C complained that there was a delay in providing A with treatment, and that when A’s condition appeared to deteriorate, they were prescribed only water tablets. C also felt that there was a lack of communication from the Cardiology Department. Additionally, C pointed to a Significant Adverse Event Review (SAER) carried out by the hospital to whom A had been referred, which had concluded that the referral had been, in their view, wrongly categorised as “routine” as opposed to “urgent”. C felt that the care provided to A had been unreasonable.

We took independent advice from a consultant cardiologist. We found that it was unreasonable that A was not referred more urgently for surgical consideration, noting that even before the COVID-19 pandemic a routine referral could take up to 18 weeks. We were also critical of the lack of formal arrangements made to keep A under regular review. A was diagnosed with severe chronic obstructive pulmonary disease (COPD) and we found that this was a missed opportunity for A’s management plan to be reviewed. Additionally, we found that we were unable to establish whether the risks of surgery were ever explained to A or whether they were given the choice of treating their symptoms with drug therapy alone. Given the importance of this, we would have expected to see evidence of this in A’s case notes.
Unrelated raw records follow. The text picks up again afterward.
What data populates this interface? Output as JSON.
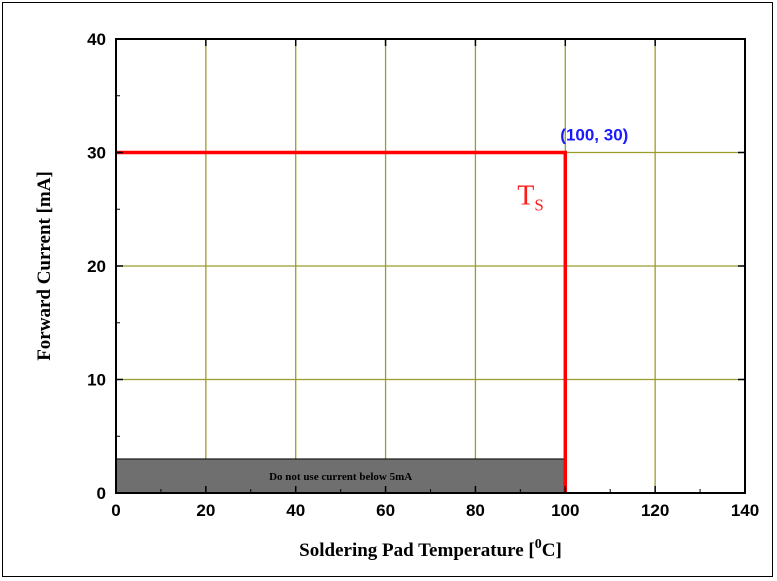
{
  "chart_data": {
    "type": "line",
    "xlabel_main": "Soldering Pad Temperature [",
    "xlabel_sup": "0",
    "xlabel_end": "C]",
    "ylabel": "Forward Current [mA]",
    "xlim": [
      0,
      140
    ],
    "ylim": [
      0,
      40
    ],
    "x_ticks": [
      0,
      20,
      40,
      60,
      80,
      100,
      120,
      140
    ],
    "y_ticks": [
      0,
      10,
      20,
      30,
      40
    ],
    "x_tick_labels": [
      "0",
      "20",
      "40",
      "60",
      "80",
      "100",
      "120",
      "140"
    ],
    "y_tick_labels": [
      "0",
      "10",
      "20",
      "30",
      "40"
    ],
    "grid": true,
    "series": [
      {
        "x": [
          0,
          100,
          100
        ],
        "y": [
          30,
          30,
          0
        ],
        "color": "#ff0000"
      }
    ],
    "annotations": [
      {
        "text": "(100, 30)",
        "color": "#1a1aff"
      },
      {
        "text": "T",
        "subscript": "S",
        "color": "#ff1a1a"
      }
    ],
    "shaded_region": {
      "x": [
        0,
        100
      ],
      "y": [
        0,
        3
      ],
      "color": "#6f6f6f",
      "label": "Do not use current below 5mA"
    },
    "colors": {
      "grid": "#9c9c2a",
      "line": "#ff0000",
      "box": "#6f6f6f"
    }
  }
}
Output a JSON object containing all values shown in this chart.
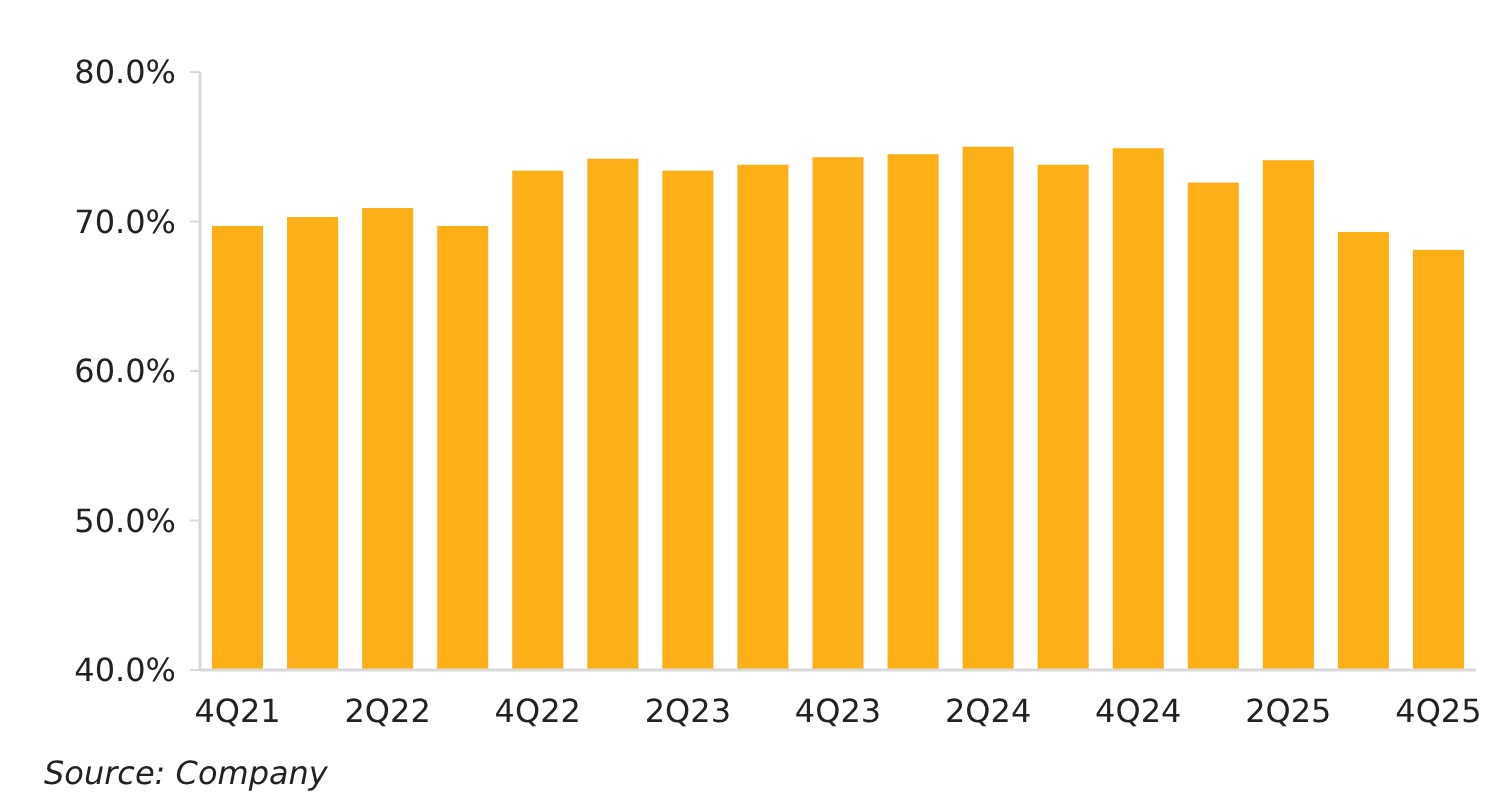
{
  "chart_data": [
    {
      "type": "bar",
      "categories": [
        "4Q21",
        null,
        "2Q22",
        null,
        "4Q22",
        null,
        "2Q23",
        null,
        "4Q23",
        null,
        "2Q24",
        null,
        "4Q24",
        null,
        "2Q25",
        null,
        "4Q25"
      ],
      "values": [
        69.7,
        70.3,
        70.9,
        69.7,
        73.4,
        74.2,
        73.4,
        73.8,
        74.3,
        74.5,
        75.0,
        73.8,
        74.9,
        72.6,
        74.1,
        69.3,
        68.1
      ],
      "color": "#fcaf17",
      "ylim": [
        40,
        80
      ],
      "yticks": [
        {
          "value": 40,
          "label": "40.0%"
        },
        {
          "value": 50,
          "label": "50.0%"
        },
        {
          "value": 60,
          "label": "60.0%"
        },
        {
          "value": 70,
          "label": "70.0%"
        },
        {
          "value": 80,
          "label": "80.0%"
        }
      ],
      "grid": false,
      "annotations": [
        "Source: Company"
      ]
    }
  ]
}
Therefore, we upheld C’s complaint.

Recommendations

What we asked the organisation to do in this case:

  • Apologise to C for the failings identified in this decision. The apology should meet the standards set out in the SPSO guidelines on apology available at www.spso.org.uk/information-leaflets.

What we said should change to put things right in future:

  • Patients with congestive heart failure should be appropriately assessed with consideration given to having an urgent echocardiography (a scan used to look at the heart and nearby blood vessels) and an in-patient cardiological review. Patients being referred for more specialist investigation or treatment should be appropriately categorised in terms of urgency in relation to their condition. Patients diagnosed with severe aortic and mitral stenosis should be kept under regular clinical review. The risks of surgery and choices of available treatment should be explained to a patient and any discussions about this should be recorded in the patient’s records.

We have asked the organisation to provide us with evidence that they have implemented the recommendations we have made on this case by the deadline we set.